I have some code that can be simplified to the following. It works on Ruby 2.3.3 and breaks on 2.3.4. It's slightly odd and I'd welcome suggestions on how to rewrite it as well as explanations as to why it breaks.
require 'forwardable'
class Dummy
class << self
TEST = {
a: Dummy.new,
b: Dummy.new
}
extend Forwardable
def_delegators :TEST, :[]
private :new
end
end
puts Dummy[:a]
Ruby 2.3.3
#<Dummy:0x007fbd6d162380>
Ruby 2.3.4
NameError: uninitialized constant TEST
The goal was to only initialize TEST
once and have .new
be private. Memoizing a @test
variable inside a []
method doesn't work because new
is private by the point the hash is created.
EDIT
Removing Forwardable from the equation fixes things, but I'm still curious as to why and thoughts on how to improve it.
class Dummy
class << self
TEST = {
a: Dummy.new,
b: Dummy.new
}
def [](key)
TEST[key]
end
private :new
end
end
puts Dummy[:a]
Ruby 2.3.3 and 2.3.4
#<Dummy:0x007fbd6d162380>
require 'forwardable'
class Dummy
Test = {
a: Dummy.new,
b: Dummy.new
}
class << self
extend Forwardable
def_delegators :"::Dummy::Test", :[]
private :new
end
end
puts Dummy[:a]
Ruby is open source. There was a bug #12478, fixed in that commit. The commit’s message explicitly states that it changes the behaviour while dealing with non-module objects.

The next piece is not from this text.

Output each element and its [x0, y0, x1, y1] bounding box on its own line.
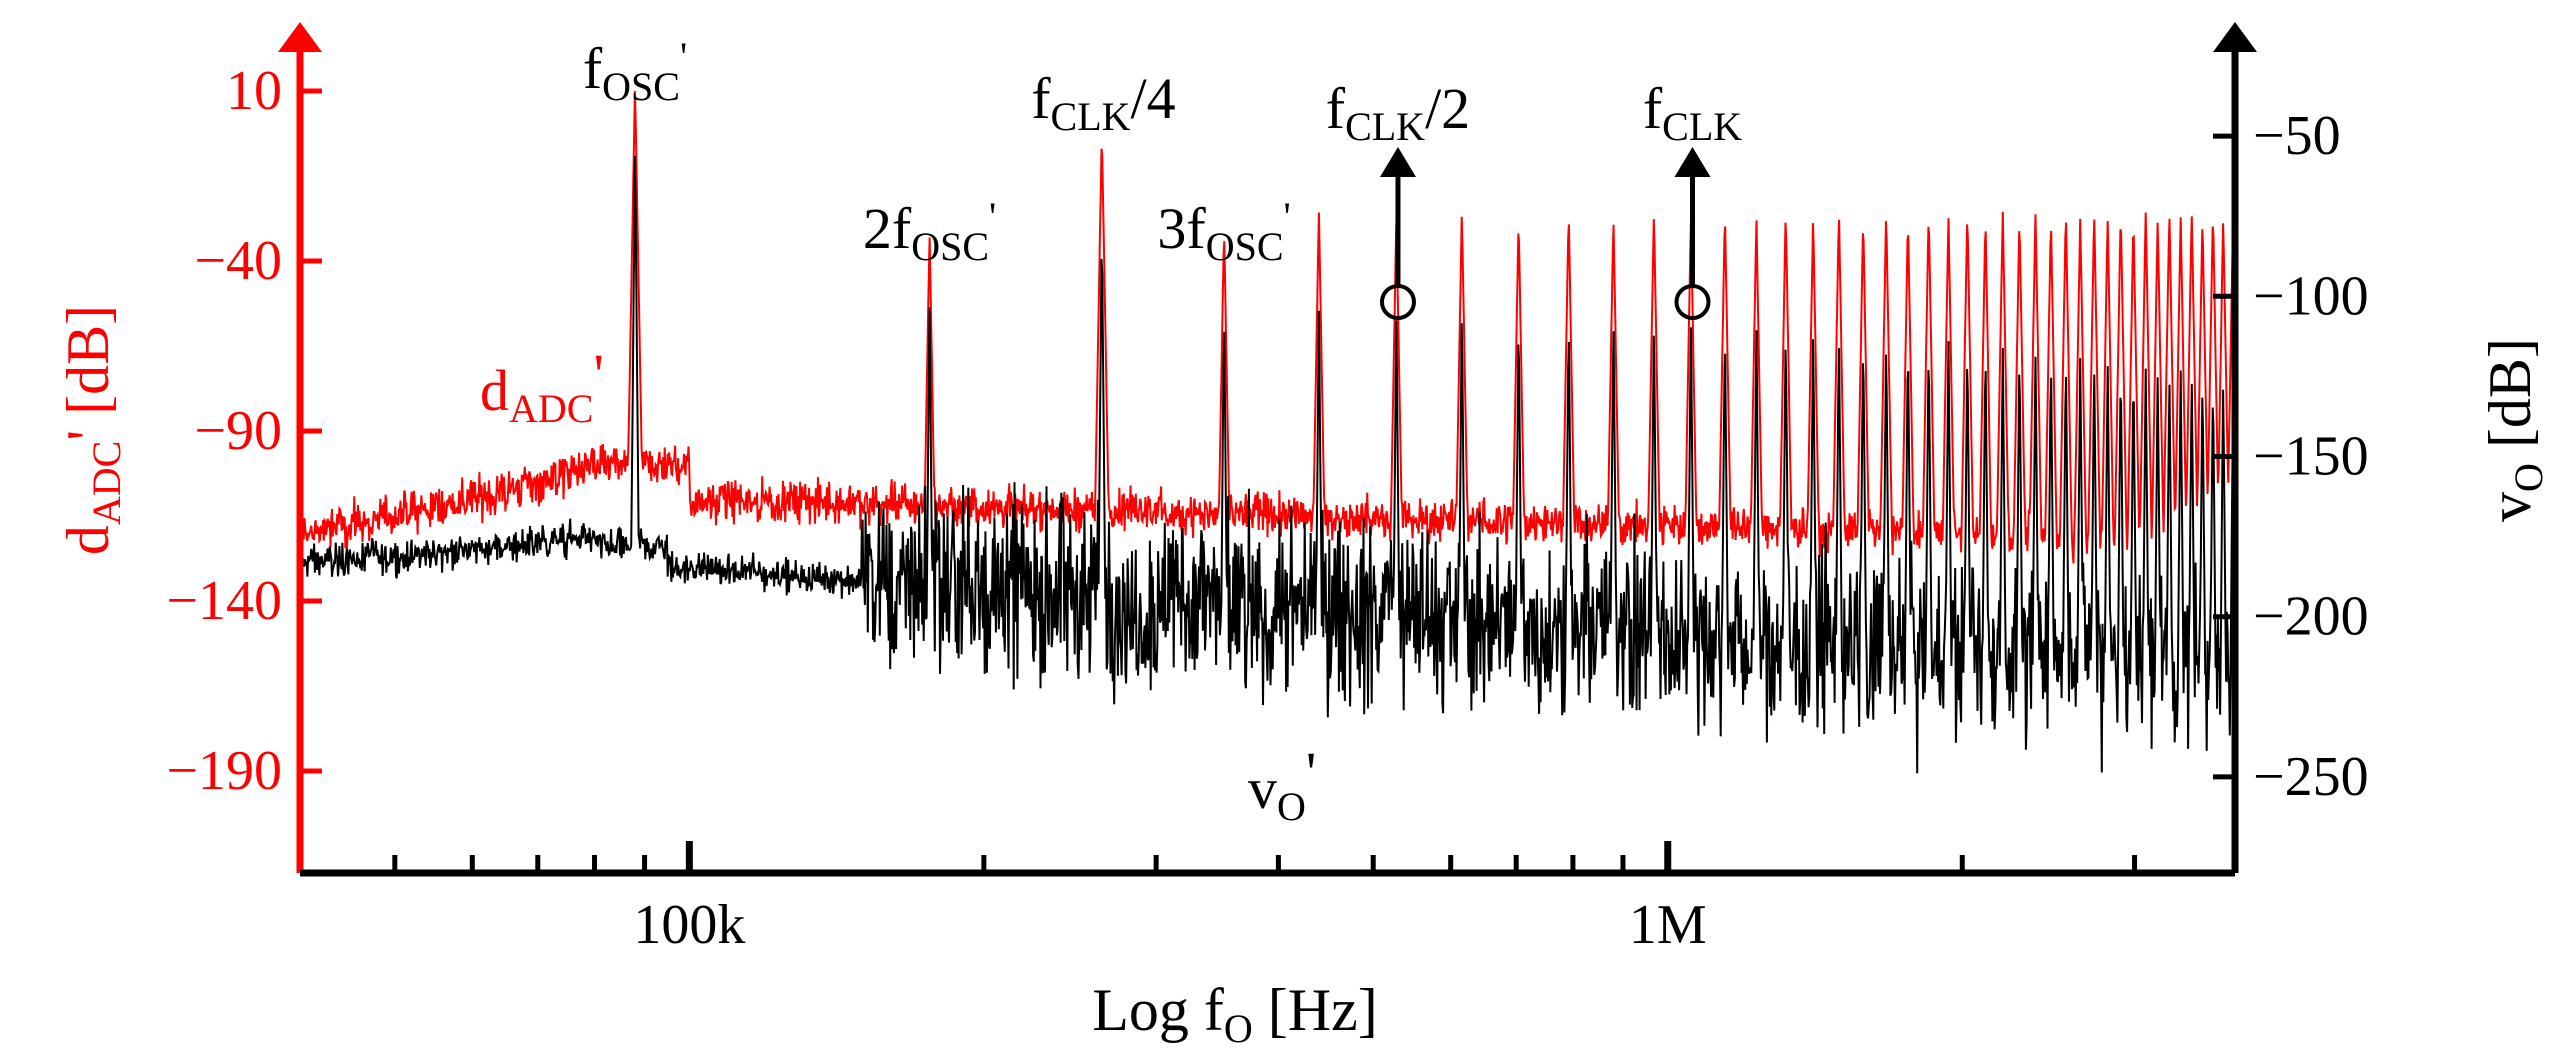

Symbols are not converted to String
s anymore and dealed separately, :TEST
is not expanded on Dummy
level and the constant could not be resolved in different context.
It does not make any sense to declare the constants on singleton classes (check with your old code):
Dummy.constants
#⇒ []
Dummy.singleton_class.constants
#⇒ [:TEST]
The constant was successfully resolved in the legacy implementation exactly the same way as multiplying two negatives gives a positive result: the errors negated. The code was not working properly, it occasionally failed twice in unexpected, but appreciated way, producing the correct result.